I don't really want to upload samples because of privacy concerns. There seem to be pretty strict rules about this as far as kids are concerned and I don't want a "mature" rating. But in my previous music game, players seem to be pretty earnest about redoing songs to get higher scores and I don't want to delegitimize their efforts here. If I did upload a short sample. I could at least manually knock people off the leaderboards that don't belong there.
The comments that @wim made about amplitude are interesting. I had been considering using frequency deviations in that regard, in a way reflecting what @NeonSilicon said about the trumpet players, i.e. if there seems to be a controlled pattern to the deviations, perhaps it is just a good singer doing some vibrato.
With respect to @richardyot , I can't really let this become a big research project, since it is a probably free app that I am creating in my unpaid free time.
The neural net comments are interesting. In a way, my problem could be a very good test problem for neural nets, I suspect. I've used CoreML a small amount to detect shapes in an environment and I can see how it might apply here.
It is true that I probably don't have to do this in real time. In fact, if I did end up uploading samples, the whole process could be taken offline, but I'd rather avoid that and something that could be done in realtime makes everything a lot simpler.

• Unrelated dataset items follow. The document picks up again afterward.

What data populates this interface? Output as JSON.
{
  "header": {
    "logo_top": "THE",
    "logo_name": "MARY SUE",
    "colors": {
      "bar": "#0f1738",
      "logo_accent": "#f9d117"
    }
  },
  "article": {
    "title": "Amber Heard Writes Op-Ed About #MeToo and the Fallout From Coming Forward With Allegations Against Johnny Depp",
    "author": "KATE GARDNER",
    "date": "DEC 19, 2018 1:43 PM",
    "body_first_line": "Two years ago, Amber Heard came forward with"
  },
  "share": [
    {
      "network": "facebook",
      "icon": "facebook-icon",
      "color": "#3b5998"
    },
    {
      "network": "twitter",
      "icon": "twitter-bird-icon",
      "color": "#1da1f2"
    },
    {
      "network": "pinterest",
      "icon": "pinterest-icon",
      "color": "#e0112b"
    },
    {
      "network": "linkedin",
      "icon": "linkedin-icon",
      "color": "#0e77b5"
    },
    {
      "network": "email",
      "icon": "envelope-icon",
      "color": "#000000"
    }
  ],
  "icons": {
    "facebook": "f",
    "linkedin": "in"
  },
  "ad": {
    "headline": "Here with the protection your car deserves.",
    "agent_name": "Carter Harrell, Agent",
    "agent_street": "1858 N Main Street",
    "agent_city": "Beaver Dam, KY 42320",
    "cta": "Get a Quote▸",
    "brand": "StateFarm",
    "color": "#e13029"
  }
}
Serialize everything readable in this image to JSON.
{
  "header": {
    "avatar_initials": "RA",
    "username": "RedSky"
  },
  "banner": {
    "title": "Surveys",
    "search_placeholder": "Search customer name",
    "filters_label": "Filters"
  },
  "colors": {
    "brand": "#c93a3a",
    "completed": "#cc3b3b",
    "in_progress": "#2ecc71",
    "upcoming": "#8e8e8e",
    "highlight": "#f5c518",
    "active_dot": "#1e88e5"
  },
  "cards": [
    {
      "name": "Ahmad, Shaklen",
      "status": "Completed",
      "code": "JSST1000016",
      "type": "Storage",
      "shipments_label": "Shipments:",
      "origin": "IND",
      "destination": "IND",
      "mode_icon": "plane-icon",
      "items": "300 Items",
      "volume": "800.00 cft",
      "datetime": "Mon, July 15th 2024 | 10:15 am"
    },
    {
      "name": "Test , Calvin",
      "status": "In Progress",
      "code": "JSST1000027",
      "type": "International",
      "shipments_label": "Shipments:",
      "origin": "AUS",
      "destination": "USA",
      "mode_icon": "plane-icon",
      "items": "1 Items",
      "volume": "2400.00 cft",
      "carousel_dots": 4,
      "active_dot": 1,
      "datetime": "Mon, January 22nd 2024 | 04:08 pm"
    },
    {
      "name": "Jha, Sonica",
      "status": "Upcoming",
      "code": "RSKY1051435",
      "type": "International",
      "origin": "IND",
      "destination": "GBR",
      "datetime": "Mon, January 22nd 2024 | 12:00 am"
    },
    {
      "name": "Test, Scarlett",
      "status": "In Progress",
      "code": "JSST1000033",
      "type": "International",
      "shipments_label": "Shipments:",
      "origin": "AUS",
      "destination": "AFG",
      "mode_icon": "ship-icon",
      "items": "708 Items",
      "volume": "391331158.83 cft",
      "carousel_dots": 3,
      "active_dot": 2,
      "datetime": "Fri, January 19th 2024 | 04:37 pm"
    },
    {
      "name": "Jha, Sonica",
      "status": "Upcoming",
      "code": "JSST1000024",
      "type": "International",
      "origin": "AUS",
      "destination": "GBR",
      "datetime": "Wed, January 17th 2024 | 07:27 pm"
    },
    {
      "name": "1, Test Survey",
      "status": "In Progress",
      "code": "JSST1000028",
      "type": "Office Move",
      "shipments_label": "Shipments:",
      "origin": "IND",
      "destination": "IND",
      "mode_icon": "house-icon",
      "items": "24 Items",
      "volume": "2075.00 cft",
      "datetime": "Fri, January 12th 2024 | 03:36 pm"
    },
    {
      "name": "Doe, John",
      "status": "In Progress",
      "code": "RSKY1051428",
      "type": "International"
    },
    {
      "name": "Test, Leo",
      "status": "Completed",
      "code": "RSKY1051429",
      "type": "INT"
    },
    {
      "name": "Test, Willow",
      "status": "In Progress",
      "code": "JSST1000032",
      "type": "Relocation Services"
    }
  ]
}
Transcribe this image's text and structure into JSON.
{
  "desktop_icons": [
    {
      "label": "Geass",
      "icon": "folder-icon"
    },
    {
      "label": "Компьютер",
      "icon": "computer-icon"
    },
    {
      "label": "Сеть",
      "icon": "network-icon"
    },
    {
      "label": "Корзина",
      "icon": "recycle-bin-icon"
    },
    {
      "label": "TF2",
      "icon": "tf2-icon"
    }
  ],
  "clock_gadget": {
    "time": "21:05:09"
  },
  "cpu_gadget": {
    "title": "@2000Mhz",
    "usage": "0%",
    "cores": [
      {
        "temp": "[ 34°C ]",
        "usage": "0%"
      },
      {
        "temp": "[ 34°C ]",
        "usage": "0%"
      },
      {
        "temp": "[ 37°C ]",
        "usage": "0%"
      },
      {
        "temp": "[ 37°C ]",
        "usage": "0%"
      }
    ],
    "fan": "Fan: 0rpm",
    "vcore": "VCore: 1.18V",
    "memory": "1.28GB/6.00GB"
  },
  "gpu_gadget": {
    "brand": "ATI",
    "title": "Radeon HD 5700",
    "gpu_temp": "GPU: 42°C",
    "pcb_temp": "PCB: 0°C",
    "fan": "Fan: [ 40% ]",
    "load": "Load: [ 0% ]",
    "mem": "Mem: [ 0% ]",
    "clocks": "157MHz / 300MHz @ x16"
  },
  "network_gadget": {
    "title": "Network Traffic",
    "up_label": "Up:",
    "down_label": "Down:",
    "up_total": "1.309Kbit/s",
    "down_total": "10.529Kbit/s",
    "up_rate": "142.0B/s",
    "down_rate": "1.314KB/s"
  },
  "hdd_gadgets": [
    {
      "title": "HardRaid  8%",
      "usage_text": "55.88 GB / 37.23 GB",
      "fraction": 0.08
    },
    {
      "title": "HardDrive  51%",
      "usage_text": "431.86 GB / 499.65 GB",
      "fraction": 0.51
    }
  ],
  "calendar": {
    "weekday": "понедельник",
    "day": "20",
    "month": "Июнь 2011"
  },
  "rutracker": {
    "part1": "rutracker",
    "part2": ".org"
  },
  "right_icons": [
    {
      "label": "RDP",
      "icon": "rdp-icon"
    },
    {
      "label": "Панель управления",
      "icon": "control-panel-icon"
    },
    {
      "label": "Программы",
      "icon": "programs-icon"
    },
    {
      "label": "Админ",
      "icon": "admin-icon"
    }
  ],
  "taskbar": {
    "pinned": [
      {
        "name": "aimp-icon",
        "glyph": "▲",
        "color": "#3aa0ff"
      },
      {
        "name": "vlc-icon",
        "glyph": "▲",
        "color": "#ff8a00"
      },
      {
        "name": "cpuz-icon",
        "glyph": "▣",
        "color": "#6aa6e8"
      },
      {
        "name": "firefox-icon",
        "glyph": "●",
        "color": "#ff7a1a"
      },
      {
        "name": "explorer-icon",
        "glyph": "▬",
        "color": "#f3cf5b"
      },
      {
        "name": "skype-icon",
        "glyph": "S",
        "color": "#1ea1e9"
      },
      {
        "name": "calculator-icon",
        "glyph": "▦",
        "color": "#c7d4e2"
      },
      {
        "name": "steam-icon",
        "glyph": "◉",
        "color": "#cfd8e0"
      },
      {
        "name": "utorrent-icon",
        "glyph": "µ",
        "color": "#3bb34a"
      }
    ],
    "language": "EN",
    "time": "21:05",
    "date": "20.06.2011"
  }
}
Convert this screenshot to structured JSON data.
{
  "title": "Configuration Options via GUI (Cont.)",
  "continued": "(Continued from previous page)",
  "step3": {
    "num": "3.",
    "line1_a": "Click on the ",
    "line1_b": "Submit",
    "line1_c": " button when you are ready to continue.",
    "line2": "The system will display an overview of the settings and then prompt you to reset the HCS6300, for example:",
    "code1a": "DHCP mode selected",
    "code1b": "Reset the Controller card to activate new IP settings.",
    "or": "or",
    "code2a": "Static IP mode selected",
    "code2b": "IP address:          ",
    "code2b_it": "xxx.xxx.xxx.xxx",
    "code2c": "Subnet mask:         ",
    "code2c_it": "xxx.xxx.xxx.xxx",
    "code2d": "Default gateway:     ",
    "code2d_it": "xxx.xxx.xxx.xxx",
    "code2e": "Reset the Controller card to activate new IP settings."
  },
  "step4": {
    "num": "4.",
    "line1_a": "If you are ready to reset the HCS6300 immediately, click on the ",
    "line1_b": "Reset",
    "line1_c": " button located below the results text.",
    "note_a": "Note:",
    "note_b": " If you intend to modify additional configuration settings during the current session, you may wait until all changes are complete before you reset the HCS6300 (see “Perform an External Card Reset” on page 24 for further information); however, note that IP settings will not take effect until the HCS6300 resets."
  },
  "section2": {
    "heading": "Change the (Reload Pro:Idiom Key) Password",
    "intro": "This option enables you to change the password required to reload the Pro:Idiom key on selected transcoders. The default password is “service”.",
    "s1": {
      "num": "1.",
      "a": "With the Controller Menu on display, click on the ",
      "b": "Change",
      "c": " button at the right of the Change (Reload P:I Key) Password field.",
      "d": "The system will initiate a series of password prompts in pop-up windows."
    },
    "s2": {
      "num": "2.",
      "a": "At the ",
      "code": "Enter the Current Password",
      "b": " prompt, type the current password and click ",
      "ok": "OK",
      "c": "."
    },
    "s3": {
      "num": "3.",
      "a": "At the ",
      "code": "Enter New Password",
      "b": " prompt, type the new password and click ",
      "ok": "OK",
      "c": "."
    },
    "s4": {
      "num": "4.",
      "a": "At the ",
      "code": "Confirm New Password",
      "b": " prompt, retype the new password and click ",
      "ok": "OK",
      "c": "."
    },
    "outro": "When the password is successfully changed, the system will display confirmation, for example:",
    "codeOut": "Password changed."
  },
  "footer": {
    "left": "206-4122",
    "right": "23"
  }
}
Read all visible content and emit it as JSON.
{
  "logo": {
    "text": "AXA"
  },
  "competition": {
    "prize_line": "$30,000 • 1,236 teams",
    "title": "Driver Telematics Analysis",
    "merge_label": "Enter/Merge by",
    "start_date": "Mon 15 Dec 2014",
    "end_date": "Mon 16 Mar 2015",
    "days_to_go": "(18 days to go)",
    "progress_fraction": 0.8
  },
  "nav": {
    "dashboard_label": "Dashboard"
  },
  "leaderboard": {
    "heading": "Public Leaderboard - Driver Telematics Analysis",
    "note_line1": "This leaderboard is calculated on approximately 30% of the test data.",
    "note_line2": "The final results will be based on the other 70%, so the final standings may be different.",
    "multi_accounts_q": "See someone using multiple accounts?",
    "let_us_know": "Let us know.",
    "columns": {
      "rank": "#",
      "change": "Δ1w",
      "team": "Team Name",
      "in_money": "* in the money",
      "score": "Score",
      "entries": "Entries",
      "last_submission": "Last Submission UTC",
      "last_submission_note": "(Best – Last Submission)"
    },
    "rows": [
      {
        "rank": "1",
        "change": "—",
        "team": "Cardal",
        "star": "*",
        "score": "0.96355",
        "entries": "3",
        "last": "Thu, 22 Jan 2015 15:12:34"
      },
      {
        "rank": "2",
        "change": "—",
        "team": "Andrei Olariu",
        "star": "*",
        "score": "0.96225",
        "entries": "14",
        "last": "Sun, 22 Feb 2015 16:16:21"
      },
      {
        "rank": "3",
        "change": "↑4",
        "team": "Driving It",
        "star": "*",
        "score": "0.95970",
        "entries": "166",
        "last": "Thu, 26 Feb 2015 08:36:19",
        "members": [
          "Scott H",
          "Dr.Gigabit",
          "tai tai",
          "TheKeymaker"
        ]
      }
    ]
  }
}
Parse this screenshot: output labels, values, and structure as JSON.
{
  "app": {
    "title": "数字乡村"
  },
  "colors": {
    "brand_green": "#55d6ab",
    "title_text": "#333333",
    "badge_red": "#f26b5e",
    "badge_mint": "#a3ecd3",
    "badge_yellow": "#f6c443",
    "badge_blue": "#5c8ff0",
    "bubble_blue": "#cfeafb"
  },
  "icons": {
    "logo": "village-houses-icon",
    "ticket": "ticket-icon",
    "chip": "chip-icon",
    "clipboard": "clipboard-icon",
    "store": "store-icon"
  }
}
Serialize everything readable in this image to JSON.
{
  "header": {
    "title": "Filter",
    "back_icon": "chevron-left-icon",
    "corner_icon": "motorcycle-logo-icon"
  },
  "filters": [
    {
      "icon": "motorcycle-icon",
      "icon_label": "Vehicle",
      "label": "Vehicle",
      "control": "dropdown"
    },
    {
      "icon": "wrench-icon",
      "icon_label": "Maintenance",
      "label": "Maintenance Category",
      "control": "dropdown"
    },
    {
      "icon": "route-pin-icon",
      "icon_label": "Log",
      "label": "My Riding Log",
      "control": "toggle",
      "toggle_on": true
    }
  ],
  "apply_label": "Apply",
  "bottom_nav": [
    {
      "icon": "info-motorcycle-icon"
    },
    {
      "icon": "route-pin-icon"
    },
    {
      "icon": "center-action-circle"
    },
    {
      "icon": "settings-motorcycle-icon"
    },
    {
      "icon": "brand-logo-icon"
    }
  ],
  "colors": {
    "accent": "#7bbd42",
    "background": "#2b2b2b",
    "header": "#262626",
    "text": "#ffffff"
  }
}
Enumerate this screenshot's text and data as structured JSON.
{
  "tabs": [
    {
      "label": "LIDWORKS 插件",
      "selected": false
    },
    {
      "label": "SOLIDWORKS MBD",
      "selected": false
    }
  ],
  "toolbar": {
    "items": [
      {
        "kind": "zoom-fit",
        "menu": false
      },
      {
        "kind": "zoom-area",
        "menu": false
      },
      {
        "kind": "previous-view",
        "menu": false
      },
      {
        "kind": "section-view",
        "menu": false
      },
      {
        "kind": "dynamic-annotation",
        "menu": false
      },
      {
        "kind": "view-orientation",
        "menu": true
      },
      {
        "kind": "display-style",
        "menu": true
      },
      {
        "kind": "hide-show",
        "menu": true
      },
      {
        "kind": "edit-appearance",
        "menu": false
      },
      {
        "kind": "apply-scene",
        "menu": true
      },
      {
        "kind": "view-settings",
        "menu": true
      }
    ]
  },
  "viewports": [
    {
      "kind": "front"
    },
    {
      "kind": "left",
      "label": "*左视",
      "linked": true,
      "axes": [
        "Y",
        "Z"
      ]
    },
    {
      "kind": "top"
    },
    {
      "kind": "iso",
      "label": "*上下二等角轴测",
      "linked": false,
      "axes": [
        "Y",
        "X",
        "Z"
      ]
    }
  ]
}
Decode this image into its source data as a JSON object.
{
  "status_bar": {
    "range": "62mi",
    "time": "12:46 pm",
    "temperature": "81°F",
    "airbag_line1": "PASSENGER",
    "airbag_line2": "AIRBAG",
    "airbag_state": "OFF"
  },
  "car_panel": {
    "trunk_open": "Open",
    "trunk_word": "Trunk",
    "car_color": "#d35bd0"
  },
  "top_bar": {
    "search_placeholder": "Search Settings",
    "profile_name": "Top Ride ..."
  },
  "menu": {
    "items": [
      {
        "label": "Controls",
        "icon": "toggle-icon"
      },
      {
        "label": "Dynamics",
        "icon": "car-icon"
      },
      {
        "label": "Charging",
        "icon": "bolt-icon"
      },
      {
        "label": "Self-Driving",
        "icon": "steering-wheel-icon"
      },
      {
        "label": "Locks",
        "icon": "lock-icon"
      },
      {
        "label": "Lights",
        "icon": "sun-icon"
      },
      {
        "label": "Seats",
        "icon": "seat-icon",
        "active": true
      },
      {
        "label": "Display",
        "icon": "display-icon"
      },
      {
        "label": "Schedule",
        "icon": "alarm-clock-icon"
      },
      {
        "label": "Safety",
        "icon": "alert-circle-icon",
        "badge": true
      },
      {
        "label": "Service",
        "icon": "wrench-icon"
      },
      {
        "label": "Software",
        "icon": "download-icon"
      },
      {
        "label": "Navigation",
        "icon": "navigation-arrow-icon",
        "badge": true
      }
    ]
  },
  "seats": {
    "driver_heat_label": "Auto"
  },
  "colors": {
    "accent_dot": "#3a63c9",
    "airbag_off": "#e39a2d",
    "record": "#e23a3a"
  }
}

@playalongkeys If you consider making it a realtime process:
https://arxiv.org/pdf/2010.02871.pdf
Recording a sample can still be kept local to a users device for analysis
Thanks, @rs2000. Good point, @jocphone. At this point, I'm just trying to get my Speed Singer game through TestFlight beta and on to a soft launch on the iOS App Store, so I'm going to have to make some compromises on this topic, at least initially. I'm eager for people to have fun with the game and interested to see how they might react. After a covid layoff, I'm also looking for contract or full-time work and this game will be an example of my SwiftUI skills.